Parlamento de Portugal aprova novas regras de visto que facilitam a entrada de brasileiros

Imigrantes de países de língua portuguesa podem permanecer no território por até seis meses para buscar um emprego

  • Internacional | Maria Cunha*, do R7

Nova lei portuguesa facilita visto de trabalho para brasileiros

Nova lei portuguesa facilita visto de trabalho para brasileiros

Wikimedia Commons

O Parlamento de Portugal aprovou nesta quinta-feira (21) um novo regime jurídico que facilita o visto de trabalho para brasileiros. A medida é válida para todos os cidadãos dos países da CPLP (Comunidade dos Países de Língua Portuguesa), que inclui Angola, Cabo Verde, Guiné Equatorial, Moçambique, entre outros. 

A proposta do governo altera as regras para entrada, permanência, saída e afastamento de brasileiros do território português. Após a sanção presidencial, será possível obter um visto com validade de 120 dias, que poderá ser prorrogado por mais 60 dias, para que o imigrante seja contratado.

Se a pessoa não conseguir um emprego dentro do prazo estabelecido, ela será obrigada a deixar Portugal e só poderá realizar nova solicitação de visto após um ano do fim da validade do documento anterior.

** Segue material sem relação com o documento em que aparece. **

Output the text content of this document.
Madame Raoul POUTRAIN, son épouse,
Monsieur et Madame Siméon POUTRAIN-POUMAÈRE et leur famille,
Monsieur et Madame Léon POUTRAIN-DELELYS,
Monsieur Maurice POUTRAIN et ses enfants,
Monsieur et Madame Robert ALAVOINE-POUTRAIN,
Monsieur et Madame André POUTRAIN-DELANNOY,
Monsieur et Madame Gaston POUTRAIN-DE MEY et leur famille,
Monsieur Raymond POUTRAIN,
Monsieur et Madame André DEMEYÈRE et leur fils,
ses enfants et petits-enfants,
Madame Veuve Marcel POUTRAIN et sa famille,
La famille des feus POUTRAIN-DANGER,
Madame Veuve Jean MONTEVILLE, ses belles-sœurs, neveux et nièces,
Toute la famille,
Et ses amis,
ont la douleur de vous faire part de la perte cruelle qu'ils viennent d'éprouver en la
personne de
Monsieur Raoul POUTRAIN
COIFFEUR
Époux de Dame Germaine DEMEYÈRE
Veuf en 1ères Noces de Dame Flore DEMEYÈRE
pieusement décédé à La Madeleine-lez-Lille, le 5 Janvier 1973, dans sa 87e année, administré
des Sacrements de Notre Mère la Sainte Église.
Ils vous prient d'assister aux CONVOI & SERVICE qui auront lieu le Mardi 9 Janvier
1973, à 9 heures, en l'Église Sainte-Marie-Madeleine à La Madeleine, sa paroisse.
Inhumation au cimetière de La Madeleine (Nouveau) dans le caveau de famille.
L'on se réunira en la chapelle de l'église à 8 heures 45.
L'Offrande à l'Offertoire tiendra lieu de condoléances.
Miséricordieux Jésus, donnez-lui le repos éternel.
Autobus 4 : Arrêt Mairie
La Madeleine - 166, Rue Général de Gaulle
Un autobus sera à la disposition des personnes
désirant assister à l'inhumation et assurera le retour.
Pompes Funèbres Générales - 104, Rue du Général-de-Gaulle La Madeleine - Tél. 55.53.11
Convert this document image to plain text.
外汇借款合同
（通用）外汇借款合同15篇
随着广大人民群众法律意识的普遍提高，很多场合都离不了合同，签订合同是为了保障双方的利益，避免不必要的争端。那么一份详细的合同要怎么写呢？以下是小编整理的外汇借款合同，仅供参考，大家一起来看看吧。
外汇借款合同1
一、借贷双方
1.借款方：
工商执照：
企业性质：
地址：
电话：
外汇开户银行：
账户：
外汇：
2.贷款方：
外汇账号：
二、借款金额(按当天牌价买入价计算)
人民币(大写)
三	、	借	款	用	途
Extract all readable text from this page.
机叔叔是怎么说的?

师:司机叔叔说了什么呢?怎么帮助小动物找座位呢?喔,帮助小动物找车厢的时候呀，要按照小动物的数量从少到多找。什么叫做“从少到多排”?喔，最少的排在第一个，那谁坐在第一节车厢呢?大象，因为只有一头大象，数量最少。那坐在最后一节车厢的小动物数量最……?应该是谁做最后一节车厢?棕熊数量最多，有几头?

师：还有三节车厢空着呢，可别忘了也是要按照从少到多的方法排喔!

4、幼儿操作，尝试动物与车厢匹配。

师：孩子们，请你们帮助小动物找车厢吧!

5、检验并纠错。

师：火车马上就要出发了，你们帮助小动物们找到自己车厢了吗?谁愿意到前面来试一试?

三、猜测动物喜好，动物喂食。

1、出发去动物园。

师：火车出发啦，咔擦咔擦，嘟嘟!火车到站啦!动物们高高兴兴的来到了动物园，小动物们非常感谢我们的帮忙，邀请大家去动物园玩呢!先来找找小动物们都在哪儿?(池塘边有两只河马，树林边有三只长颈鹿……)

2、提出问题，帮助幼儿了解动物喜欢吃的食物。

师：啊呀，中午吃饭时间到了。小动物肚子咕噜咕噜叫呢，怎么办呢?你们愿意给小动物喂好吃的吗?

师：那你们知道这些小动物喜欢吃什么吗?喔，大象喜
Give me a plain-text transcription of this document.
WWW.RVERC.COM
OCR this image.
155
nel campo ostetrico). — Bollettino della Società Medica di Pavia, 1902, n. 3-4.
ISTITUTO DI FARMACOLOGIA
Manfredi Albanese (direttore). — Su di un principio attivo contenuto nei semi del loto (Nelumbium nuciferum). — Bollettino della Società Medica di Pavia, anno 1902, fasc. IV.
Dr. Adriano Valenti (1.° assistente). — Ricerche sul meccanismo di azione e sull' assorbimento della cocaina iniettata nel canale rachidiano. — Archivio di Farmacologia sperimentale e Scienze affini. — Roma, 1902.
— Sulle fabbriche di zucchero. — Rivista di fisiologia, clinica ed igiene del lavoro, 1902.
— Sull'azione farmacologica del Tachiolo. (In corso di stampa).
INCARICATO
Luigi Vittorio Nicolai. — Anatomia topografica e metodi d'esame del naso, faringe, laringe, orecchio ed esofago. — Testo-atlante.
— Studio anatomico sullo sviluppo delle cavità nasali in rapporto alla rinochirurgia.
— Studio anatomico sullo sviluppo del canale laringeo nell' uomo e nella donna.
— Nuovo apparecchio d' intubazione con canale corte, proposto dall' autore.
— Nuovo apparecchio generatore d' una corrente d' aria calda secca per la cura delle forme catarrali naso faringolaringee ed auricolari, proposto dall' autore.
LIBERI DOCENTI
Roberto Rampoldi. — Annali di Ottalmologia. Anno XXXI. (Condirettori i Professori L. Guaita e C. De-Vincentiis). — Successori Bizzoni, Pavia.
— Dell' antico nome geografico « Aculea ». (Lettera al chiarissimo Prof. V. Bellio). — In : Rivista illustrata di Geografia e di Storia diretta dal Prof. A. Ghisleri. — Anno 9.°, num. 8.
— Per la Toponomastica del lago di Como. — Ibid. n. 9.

O governo português vai fazer uma verificação de antecedentes criminais, e o brasileiro precisará comprovar que tem como se manter durante o período em que permanecer no país e apresentar uma passagem de retorno.

O governo português ainda informou que será criado um visto voltado para profissionais que trabalhem remotamente para outros países, o qual exigirá a comprovação de rendimentos mínimos obtidos fora de Portugal.

A medida determina ainda que a concessão de visto de residência e de estada temporária a cidadãos de países que fazem parte do CPLP não depende de parecer prévio do SEF (Serviço de Estrangeiros e Fronteiras).

O projeto foi proposto pelo governo do primeiro-ministro António Costa, que tem maioria absoluta no Parlamento, e foi anunciado há pouco mais de um mês. 

A rapidez do encaminhamento, diferente do usual, está possivelmente está relacionada à escassez de mão de obra em Portugal e ao aumento expressivo da população idosa no país.